Problems with row locks

Here is the response from Ryan R. to the above solution:

I would strongly discourage people from building on top of
lockRow/unlockRow.  The problem is if a row is not available, lockRow
will hold a responder thread and you can end up with a deadlock
because the lock holder won’t be able to unlock.  Sure the expiry
system kicks in, but 60 seconds is kind of infinity in database terms

I would probably go with either ICV or CAS to build the tools you
want.  With CAS you can accomplish a lot of things locking
accomplishes, but more efficiently.

This message is a bit dense. The unlock-problem Ryan is referring to is a kind of distributed deadlock situation. Imagine the following. Suppose an HBase region server accepts up to 50 concurrent connections. A client connects to the HBase node and takes a lock on a row. After this, 50 other clients decide they also want to take a lock on this row (or another locked row), but since the row is already locked, the calls block until the lock is unlocked (or until it expires) and the 50 available connections are occupied. Now the original client that has obtained the lock wants to unlock the row, but it is unable to connect to the HBase node because all connections are occupied!

As alternatives, he drops some TLA‘s: ICV and CAS. What are these?

ICV refers to the HTable.incrementColumnValue() method, as the name implies it is a way of atomically incrementing a column value without having to lock. If the row or column does not exist, the operation does not fail but behaves as if the value was 0. See this message for some creative thinking on how this can be used to distinguish create from update, though it is not foolproof as mentioned later in that thread.

CAS refers to the HTable.checkAndPut() method, the HBase variant of the check-and-set. It allows to conditionally update a row, the condition being that a certain row should have a certain value. If the row does not exist, the put will also go through. This allows to implement read-modify-write scenarios using OCC, e.g. by checking if a counter that you augment on every update still has the same value as when you read the record. But when it fails, you will have to try again (and again…).

Internally, the ICV and CAS operations are also implemented with locks. In this situation, the lock is no problem as this is code which runs locally in the region server (as mentioned before, every read or put internally also locks the row). So the problem with locks is really when using them in a distributed way.

From this, it follows that another solution would be to move your code from the client to the region server, sort of like how stored procedures run inside a SQL-process.

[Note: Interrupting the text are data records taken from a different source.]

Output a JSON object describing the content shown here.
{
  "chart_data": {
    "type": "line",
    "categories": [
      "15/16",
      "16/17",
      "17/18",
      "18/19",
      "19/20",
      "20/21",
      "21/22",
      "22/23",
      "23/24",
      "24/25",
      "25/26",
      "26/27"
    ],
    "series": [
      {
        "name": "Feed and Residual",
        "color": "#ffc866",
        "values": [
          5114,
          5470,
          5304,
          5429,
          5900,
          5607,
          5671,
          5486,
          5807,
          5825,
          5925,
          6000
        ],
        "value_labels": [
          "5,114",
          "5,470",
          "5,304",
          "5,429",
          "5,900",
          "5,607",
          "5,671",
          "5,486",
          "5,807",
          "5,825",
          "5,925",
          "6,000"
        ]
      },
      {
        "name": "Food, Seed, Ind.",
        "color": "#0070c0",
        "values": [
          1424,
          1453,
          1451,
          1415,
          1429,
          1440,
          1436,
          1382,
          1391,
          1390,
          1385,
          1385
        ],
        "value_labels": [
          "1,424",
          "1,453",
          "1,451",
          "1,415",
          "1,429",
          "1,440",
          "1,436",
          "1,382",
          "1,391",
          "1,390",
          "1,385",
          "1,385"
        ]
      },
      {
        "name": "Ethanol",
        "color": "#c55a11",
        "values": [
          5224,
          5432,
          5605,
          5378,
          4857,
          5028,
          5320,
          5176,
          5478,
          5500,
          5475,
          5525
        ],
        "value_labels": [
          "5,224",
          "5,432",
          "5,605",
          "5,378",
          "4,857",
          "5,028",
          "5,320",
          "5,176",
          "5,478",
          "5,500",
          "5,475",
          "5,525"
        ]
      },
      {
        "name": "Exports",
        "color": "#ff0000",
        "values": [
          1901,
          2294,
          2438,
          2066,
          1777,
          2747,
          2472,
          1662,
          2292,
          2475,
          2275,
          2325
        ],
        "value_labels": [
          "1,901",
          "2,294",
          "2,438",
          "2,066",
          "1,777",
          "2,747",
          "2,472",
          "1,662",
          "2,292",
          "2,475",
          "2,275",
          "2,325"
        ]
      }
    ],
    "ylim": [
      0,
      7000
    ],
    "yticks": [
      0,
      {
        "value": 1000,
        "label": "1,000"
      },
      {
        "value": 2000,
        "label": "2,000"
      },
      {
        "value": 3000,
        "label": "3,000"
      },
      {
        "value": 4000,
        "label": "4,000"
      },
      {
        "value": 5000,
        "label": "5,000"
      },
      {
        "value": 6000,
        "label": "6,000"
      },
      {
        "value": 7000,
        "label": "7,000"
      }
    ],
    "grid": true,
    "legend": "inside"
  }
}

This could be done today by subclassing the region server, but in the future coprocessors (HBASE-2000,presentation) should make this much more practical.

Finally, to return to the original problem of distinguishing between creates and updates, using row locks in our situation seems like an okay solution, as the row keys are in many cases GUIDs, in which case the chance of anyone taking a lock on such row is quasi non-existent.

Update: row locks do not survive region moves and splits

Since I wrote this blog, I meanwhile learned about another problem with row locks: they do not survive regions splits or moves. For example, suppose you have the following sequence of events: you take a lock on a row, after this HBase decides to split the region, and after that you do a put request which uses the lock. HBase will in that case throw an exception telling that the lock is unknown. Since region splits and moves are not exceptional, you can be certain to run into this situation, so be prepared for it (or better, don’t use HBase row locks).